Accuracy concerns offset flash glucose monitoring convenience in children with congenital hyperinsulinism

Eleanor McDermid
Int J Ped Endocrinol 2018; 2018: 3
01 May 2018

medwireNews: A trial of flash glucose monitoring shows that the technology is easy and convenient to use but may not be sufficiently accurate to be relied upon in children with congenital hyperinsulinism.

Researchers tested the FreeStyle Libre (FSL; Abbot Diabetes Care, Alameda, California, USA) system, which extrapolates blood glucose levels from readings in the interstitial fluid. When a sensor is passed over the monitoring device, it gives a current value plus glucose trends over the preceding 8 hours.

In this study of 11 children with congenital hyperinsulinism, aged between 0.5 and 5 years, the average mean absolute relative difference (MARD) between finger-prick capillary blood glucose and FSL readings across 467 matched readings taken over an average of 11.5 days was 17.9%.

Senthil Senniappan (Alder Hey Children’s Hospital, Liverpool, UK) and co-researchers note that this is larger than the MARD of 11–14% reported in studies of children with type 1 diabetes, which they say is in line with the hypothesis that “hyperinsulinemia may contribute to modest discrepancies between plasma and sensor glucose levels”.

Overall, the FSL overestimated finger-prick glucose levels, meaning it was a particular issue when children were hypoglycaemic. There were 42 episodes of symptomatic hypoglycaemia during the study period, in which blood glucose levels fell below 3.5 mmol/L, but the FSL readings identified only 52% of these episodes.

During hypoglycaemia, the FSL overestimated blood glucose on 66% of occasions, with differences ranging from 3% to 55%.

“This has its adverse effects from [a] practical point of view, as patients may have not been treated when they are truly hypoglycaemic”, write the researchers in the International Journal of Pediatric Endocrinology.

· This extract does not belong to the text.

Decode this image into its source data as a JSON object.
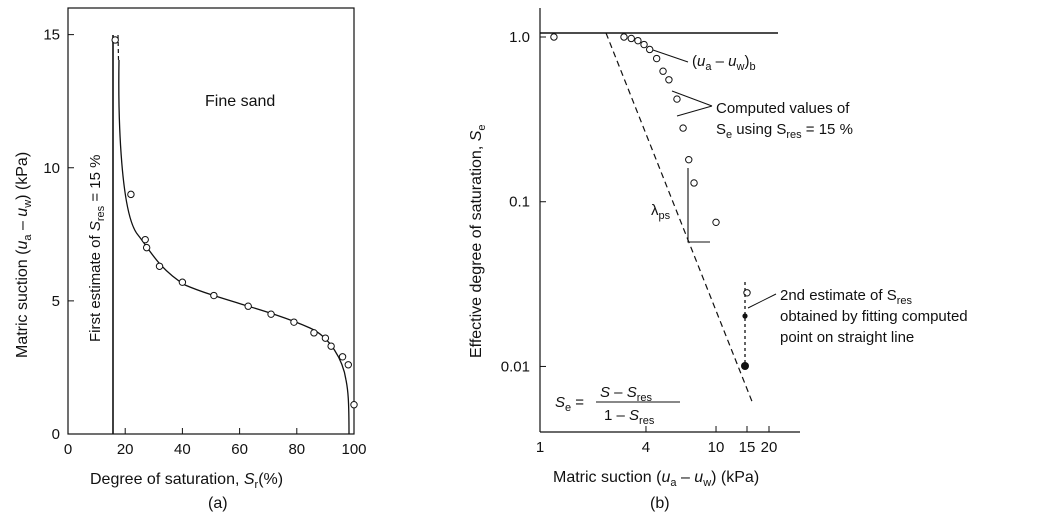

“This has obviously generated anxiety and less confidence amongst the parents to rely on FSL method to detect and manage hypoglycaemia.”

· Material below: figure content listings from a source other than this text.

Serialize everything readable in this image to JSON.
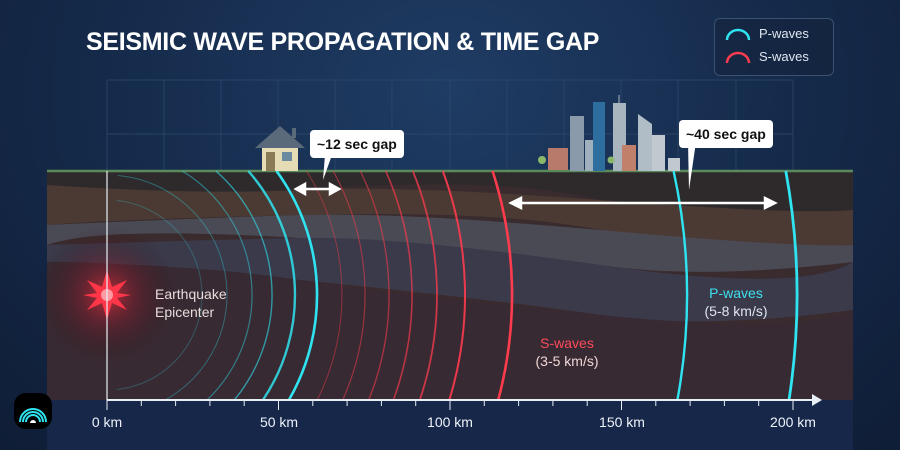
{
  "title": "SEISMIC WAVE PROPAGATION & TIME GAP",
  "legend": [
    {
      "label": "P-waves",
      "color": "#2fe3f0"
    },
    {
      "label": "S-waves",
      "color": "#ff3b4e"
    }
  ],
  "callouts": {
    "near": "~12 sec gap",
    "far": "~40 sec gap"
  },
  "epicenter": {
    "line1": "Earthquake",
    "line2": "Epicenter"
  },
  "p_label": {
    "name": "P-waves",
    "speed": "(5-8 km/s)"
  },
  "s_label": {
    "name": "S-waves",
    "speed": "(3-5 km/s)"
  },
  "axis": {
    "ticks": [
      "0 km",
      "50 km",
      "100 km",
      "150 km",
      "200 km"
    ],
    "min_km": 0,
    "max_km": 200
  }
}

Indeed, only 37% of parents felt that the FSL was reliable, and just 18% said it was accurate. Nonetheless, 56% said they would like to continue using it, with most finding it very convenient for measuring glucose while the child slept and reporting that the glucose trend indicators helped them to predict and prevent hypoglycaemia.

“Further larger trials are needed in [congenital hyperinsulinism] patients before FSL is recommended as a routine alternative method for measuring glucose values”, concludes the team.